La sortie d'un tome d'Enki Bilal est toujours un évènement : c'est un fait. Sa trilogie Nikopol, sa tétralogie du Monstre, sans oublier toutes ses oeuvres précédentes, font partie intégrante de l'histoire de la BD élevée au rang d'art, aux côtés d'autres très grands noms qui ont marqué les 50 dernières années.
Alors, voici Animal'z, un essai sur ce que pourrait être le monde, assassiné par le dérèglement climatique, sujet d'actualité s'il en est ! Car le monde que nous connaissons a été totalement assassiné, le "coup de Sang" de la Terre a profondément bouleversé les équilibres mondiaux, chacun cherchant désormais à rejoindre tant bien que mal l'un des quelques eldorados qui paraît-il se trouvent encore à la surface du monde. Existent-ils seulement … ?
Soit, dérèglement climatique, catastrophes mondiales … tout cela est du déjà vu. Là où Bilal se distingue dans ce monde apocalyptique, c'est en abordant une question liée à notre approche environnementale : l'hybridation d'espèces, la transgénèse, sauf qu'il s'agit ici directement d'hybridation de l'espèce humaine avec d'autres animaux. Curieux, dérangeant, étrange, mais qui fait bien réfléchir sur le fait que nous ne sommes après tout que des animaux, luttant pour notre survie.
Enki Bilal nous assène donc ce monde apocalyptique à la gueule avec son dessin caractéristique, variant ici autour du gris. Quelle couleur infâme que le gris : gris brouillard, gris marin, gris peau, gris mécanique, Animal'z regorge de gris, nous plongeant dans une atmosphère étouffante, une atmosphère de fin du monde. Mais là où tout aurait pu être gris opaque, le dessin de Bilal regorge de détails, de quelques fulgurances rouge vie/sang, et se nourrit aussi du discours des personnages dont on suit l'avancée.
Du tueur hybride au savant génial, en passant par les duelistes nihilistes, c'est toute une brochette de personnalités variées que l'on croise et qui s'entrechoquent, se trahissant pour mieux s'allier et tenter d'atteindre ainsi le but commun. Drôle de panorama d'une humanité à la dérive et qui oscille toujours entre son penchant destructeur et son penchant humaniste et sociable.

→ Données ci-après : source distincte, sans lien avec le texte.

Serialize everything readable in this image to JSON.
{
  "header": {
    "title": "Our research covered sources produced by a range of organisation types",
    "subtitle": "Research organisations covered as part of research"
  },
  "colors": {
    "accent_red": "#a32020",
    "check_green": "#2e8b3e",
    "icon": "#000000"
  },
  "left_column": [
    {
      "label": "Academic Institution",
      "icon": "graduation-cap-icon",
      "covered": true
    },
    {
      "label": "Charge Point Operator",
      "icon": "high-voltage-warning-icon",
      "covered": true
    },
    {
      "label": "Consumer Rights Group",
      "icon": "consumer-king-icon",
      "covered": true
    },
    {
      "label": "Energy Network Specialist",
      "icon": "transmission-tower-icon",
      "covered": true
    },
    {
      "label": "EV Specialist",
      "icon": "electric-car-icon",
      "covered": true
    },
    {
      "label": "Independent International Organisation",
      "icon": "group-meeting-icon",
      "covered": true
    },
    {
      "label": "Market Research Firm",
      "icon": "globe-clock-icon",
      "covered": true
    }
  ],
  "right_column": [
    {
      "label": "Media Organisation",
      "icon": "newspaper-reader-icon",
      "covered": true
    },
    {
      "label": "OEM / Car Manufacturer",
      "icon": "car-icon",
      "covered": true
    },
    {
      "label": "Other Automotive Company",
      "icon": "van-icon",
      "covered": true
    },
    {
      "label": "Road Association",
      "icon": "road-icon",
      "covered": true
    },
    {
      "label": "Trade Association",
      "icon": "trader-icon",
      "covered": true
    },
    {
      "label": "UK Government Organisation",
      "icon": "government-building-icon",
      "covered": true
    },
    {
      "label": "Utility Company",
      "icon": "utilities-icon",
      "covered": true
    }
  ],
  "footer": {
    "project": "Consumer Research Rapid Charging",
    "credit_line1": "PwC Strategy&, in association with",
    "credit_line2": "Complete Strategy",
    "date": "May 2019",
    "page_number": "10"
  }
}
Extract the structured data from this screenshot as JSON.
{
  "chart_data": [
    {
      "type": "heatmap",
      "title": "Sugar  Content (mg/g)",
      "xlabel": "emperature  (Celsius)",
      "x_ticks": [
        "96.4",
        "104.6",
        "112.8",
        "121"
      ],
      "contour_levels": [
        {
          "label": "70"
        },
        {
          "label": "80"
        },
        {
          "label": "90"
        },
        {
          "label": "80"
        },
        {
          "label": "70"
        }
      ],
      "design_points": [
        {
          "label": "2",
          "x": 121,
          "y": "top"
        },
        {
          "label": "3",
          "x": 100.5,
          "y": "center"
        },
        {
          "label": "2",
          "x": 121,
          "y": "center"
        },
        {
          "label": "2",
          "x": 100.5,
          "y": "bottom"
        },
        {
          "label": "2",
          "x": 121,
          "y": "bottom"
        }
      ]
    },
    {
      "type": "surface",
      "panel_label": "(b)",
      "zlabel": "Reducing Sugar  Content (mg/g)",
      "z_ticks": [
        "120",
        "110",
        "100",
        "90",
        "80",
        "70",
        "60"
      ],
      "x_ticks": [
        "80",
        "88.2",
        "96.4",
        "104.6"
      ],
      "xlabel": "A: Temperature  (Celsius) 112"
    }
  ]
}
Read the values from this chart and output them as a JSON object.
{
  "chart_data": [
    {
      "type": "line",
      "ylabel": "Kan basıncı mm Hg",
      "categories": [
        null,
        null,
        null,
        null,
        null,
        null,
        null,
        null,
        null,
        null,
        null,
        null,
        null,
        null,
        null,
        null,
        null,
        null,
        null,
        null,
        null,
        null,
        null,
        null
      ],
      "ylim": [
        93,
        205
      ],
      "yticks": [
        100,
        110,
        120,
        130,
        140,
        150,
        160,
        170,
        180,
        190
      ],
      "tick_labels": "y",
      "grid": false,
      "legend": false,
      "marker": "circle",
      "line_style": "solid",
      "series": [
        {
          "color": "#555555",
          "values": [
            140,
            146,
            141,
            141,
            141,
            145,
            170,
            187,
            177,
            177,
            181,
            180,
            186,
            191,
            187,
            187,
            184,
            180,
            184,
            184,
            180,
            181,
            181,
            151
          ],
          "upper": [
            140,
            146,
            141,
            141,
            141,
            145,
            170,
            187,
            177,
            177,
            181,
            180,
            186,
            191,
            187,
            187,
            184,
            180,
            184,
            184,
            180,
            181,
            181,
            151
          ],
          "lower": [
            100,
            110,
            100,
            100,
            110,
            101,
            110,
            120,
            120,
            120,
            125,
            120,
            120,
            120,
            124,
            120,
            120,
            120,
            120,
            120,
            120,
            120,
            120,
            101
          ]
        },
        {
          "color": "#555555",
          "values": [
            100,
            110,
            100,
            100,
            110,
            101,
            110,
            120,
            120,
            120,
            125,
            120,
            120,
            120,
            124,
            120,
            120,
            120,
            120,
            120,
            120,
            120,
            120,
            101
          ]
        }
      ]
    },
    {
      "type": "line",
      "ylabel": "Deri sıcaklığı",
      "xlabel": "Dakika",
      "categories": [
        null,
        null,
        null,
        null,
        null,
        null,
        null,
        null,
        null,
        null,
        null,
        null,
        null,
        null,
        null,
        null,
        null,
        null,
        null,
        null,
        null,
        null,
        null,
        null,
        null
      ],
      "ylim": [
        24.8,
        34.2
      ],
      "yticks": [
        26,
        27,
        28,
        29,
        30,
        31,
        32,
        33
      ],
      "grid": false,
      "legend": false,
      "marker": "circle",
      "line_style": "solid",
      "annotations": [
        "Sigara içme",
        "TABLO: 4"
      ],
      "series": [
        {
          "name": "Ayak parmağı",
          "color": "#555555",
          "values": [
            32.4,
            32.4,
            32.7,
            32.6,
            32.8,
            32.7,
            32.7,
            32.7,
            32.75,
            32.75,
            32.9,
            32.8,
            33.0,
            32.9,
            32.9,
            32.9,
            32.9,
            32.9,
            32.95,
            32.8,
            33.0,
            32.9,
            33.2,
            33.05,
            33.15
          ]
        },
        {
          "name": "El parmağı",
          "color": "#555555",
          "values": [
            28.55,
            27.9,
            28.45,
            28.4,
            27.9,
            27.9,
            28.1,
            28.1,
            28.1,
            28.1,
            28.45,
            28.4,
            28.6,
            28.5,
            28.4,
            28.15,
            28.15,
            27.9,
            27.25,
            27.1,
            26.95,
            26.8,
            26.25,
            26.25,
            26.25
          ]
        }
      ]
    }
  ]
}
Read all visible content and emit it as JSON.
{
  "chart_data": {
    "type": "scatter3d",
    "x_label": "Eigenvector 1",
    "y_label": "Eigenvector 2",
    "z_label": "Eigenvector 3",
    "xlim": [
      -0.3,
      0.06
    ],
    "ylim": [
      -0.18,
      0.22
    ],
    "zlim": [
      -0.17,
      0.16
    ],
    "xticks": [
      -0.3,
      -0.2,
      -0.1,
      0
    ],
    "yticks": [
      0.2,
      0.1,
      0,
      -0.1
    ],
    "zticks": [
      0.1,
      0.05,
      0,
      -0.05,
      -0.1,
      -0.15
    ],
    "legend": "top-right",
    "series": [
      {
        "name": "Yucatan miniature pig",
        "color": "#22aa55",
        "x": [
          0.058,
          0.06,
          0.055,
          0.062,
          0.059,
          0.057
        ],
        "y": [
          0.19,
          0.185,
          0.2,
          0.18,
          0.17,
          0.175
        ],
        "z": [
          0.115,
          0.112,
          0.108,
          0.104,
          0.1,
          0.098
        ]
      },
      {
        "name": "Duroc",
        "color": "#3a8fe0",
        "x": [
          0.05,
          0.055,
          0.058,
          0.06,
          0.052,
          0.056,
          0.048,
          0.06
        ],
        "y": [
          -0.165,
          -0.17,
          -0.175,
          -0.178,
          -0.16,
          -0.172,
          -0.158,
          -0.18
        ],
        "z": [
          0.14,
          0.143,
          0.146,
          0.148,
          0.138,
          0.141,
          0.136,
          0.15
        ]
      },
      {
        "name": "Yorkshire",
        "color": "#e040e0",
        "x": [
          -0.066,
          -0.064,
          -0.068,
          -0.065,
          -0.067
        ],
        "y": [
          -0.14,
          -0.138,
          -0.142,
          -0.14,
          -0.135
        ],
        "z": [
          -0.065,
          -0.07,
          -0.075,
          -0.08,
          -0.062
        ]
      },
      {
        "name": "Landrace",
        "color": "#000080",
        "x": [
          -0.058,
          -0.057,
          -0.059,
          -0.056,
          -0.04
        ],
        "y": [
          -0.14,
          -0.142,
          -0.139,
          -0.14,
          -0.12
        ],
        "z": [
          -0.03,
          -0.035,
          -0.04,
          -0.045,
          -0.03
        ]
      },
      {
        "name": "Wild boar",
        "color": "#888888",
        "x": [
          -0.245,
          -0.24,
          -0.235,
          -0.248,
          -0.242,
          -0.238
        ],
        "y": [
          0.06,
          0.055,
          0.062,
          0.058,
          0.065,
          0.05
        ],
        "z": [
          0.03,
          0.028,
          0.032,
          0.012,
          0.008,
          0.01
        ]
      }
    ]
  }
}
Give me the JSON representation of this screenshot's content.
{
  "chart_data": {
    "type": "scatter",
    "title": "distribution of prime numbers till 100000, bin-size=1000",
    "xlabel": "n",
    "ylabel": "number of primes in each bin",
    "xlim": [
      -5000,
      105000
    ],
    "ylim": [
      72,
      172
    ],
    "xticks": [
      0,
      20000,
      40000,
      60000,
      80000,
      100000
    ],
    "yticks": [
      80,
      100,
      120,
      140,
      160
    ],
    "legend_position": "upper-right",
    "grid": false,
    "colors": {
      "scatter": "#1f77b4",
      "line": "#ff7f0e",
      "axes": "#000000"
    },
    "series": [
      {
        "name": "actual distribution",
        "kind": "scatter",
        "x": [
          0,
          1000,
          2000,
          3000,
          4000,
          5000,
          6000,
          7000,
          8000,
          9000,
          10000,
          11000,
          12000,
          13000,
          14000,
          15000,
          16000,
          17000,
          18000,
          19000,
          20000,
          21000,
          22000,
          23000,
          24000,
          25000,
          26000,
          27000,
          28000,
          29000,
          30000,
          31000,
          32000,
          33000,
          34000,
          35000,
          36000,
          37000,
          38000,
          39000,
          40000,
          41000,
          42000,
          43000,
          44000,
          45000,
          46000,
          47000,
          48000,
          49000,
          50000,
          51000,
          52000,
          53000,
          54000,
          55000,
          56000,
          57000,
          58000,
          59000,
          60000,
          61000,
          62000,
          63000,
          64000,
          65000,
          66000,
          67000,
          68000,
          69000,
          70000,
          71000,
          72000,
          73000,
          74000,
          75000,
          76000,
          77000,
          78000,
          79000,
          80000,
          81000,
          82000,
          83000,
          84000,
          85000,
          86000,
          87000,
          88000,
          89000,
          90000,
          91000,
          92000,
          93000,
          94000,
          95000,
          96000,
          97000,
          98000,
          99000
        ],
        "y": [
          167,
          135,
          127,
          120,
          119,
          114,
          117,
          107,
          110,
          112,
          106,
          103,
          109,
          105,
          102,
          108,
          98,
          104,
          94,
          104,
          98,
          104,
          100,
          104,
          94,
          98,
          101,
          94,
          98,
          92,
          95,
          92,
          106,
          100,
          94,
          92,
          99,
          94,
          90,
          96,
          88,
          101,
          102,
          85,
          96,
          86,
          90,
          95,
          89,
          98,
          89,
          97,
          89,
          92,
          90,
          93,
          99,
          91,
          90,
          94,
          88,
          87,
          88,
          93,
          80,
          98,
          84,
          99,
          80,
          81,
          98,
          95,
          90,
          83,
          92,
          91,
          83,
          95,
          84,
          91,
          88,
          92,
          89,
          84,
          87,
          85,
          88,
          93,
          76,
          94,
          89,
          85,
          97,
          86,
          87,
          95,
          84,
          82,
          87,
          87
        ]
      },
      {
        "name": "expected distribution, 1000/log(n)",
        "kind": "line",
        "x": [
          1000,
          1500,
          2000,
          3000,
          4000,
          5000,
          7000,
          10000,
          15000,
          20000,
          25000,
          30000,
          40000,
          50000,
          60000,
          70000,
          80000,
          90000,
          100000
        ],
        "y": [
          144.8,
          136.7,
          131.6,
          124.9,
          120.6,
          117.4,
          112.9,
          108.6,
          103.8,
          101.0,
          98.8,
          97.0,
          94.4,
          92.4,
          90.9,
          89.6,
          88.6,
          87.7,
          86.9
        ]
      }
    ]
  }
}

Cette BD est en théorie un one-shot. L'ambiance atroce qui en ressort me convainc que c'est là une bonne idée … mais les idées abordées, et ce dessin, et tout ce qu'il y a encore à creuser me font regretter ce choix.
Qu'importe, Bilal reste fidèle à son credo : un dessin exclusif, une histoire retorse, des personnages ne répondant à aucun critère et toujours une belle part de réflexion sur ce que nous sommes, pauvres humains. Une BD à avoir, parce que c'est Bilal, mais aussi pour tout ça.